A recent epidemiological survey done in the United States has reported the overall rates of sexual dysfunction in men and women as 31 percent and 43 percent respectively (Laumann et al 1999). The figures are unlikely to be vastly different elsewhere. Only a miniscule proportion of this population is able to receive treatment.
More than 50% of these disorders are related to anxiety, depression and general life stress. The common psychological elements seen in clients presentations are lack of trust, fear of intimacy, power imbalance in the relationship and an inability to reconcile feelings of love and sexual desire.
Sexual disorders in men
Premature ejaculation is the most commonly reported sexual disorder in men affecting about 20 percent of male population. Erectile problems on the other hand are seen in about 10 percent of the general male population and the prevalence increases with age. About 50 percent of the normal population over 50 and 75 percent over 75 suffer from erectile problems.
Sexual disorders in women
Studies show that between 20 and 30 percent of women in general population report low sexual desire and about 25 percent women experience orgasm difficulty at some time in their lives. About 10 percent suffer from pain during sexual intercourse and about 15 percent of women who present themselves to sex therapy clinics suffer from vaginismus (spasms in vaginal muscles during penetration accompanied by phobia of penetration). Information from workers in the field would anecdotally suggest that vaginismus is seen more in teachers and police women. Strangely, vaginismus is more common among Asians whereas vulvodynia (superficial neurogenic pain during penetration) is seen more often among Caucasian women. Childhood sexual abuse, high levels of anxiety and relationship difficulties are the main causes of sexual difficulties in women
Treatment of sexual dysfunction
These problems can be treated with simple stress management techniques, psycho-educational and personal growth programmes. Sensate focus therapy described first by Masters and Johnson (1970) has been found useful in a variety of sexual problems. It has undergone several modifications in recent years. Sexual problems in men could be related to an imbalance between sympathetic and parasympathetic nervous systems and these can respond to biofeedback treatment.

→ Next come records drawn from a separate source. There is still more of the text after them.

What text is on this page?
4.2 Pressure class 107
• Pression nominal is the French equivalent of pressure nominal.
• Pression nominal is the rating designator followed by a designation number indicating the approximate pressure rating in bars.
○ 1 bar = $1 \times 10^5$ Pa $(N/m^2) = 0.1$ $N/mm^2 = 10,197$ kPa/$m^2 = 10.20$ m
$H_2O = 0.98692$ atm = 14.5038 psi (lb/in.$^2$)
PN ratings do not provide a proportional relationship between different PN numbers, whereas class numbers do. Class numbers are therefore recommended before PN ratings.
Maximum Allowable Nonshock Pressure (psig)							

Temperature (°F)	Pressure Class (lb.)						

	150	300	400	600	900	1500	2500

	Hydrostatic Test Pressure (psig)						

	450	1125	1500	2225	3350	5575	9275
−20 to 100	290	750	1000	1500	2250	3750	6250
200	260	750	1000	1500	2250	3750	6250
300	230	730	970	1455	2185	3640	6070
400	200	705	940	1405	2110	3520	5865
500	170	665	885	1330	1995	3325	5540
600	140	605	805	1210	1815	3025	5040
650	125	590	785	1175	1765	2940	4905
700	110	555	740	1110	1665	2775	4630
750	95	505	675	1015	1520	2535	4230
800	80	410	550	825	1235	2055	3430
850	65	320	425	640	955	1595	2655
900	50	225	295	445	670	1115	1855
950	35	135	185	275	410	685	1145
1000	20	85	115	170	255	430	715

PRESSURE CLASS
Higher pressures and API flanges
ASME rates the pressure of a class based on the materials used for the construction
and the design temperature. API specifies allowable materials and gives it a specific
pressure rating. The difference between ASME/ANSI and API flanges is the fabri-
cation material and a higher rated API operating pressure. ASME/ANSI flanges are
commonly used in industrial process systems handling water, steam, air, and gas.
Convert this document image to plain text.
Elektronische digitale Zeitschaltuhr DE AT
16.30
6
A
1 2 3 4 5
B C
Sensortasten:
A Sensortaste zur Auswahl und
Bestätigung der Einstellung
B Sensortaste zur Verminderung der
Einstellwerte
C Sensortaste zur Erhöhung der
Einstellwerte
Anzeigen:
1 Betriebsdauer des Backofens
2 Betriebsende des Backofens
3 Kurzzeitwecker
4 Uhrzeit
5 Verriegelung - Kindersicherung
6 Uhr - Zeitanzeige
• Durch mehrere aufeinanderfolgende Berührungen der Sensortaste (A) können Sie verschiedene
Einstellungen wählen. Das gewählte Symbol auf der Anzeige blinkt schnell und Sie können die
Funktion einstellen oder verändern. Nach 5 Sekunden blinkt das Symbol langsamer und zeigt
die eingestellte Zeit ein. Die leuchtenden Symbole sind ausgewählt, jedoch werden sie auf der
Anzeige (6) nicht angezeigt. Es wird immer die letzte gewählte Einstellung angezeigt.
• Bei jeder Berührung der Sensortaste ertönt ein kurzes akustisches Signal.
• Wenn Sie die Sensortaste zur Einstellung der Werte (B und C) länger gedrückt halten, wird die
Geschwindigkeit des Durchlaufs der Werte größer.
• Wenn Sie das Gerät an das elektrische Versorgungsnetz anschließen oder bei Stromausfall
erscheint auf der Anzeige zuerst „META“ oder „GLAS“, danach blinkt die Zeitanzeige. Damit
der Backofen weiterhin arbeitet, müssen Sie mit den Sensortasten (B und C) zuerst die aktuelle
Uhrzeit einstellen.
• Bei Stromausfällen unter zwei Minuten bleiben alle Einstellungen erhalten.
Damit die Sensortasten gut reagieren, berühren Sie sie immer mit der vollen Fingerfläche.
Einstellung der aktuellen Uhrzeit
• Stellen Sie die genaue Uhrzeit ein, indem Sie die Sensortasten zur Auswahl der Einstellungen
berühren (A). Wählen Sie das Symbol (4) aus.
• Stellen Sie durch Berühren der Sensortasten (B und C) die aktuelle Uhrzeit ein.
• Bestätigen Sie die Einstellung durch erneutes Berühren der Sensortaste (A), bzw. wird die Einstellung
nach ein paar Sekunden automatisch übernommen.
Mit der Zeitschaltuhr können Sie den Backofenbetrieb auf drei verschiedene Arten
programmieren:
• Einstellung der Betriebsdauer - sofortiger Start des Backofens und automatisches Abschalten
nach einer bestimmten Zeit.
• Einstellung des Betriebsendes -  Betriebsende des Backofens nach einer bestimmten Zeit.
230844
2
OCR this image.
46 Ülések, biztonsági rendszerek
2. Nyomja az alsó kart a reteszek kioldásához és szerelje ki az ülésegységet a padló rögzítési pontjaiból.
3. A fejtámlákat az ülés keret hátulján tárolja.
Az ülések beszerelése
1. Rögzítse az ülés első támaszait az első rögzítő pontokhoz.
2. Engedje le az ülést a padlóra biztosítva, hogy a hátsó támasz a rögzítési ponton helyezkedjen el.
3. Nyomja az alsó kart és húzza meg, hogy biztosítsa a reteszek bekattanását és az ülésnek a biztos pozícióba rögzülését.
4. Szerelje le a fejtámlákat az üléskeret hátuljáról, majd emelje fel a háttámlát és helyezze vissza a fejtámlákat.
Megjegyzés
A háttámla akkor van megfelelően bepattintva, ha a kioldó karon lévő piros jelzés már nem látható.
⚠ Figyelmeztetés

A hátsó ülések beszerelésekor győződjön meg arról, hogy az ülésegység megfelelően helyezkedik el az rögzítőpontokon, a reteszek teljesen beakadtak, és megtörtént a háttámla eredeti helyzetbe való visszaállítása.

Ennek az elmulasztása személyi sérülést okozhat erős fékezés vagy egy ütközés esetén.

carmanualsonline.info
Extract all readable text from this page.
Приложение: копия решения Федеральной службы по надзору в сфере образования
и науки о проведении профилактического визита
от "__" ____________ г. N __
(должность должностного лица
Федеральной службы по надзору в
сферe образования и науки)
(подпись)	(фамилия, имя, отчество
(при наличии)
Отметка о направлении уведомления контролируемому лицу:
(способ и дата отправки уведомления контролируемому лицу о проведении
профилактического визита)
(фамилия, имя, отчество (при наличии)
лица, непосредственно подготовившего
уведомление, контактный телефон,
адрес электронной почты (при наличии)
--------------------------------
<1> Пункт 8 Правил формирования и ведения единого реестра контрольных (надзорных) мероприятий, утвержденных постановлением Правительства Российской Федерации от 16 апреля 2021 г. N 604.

Anxiety plays a dominant role in the inhibition of desire and arousal, and different anxiety and stress management strategies have been found useful in these disorders. In addition to these, learning new sexual stimulation techniques and fantasy shaping have been found useful along with cognitive behavioural therapy techniques.
• Laumann, EO, Paik, A & Rosen, RC (1999) Sexual dysfunction in the United States: prevalence and predictors, Journal of the American \medical Association, 281, 537-44.
• LoPiccolo, J (2002) Post-modern sex therapy, In F Kaslow, editor in chief, Comprehensive handbook of psychotherapy, Vol 4, New York, John Wiley and sons
• Masters WH and Johnson VE (1970) Human Sexual Inadequacy, Churchill, London.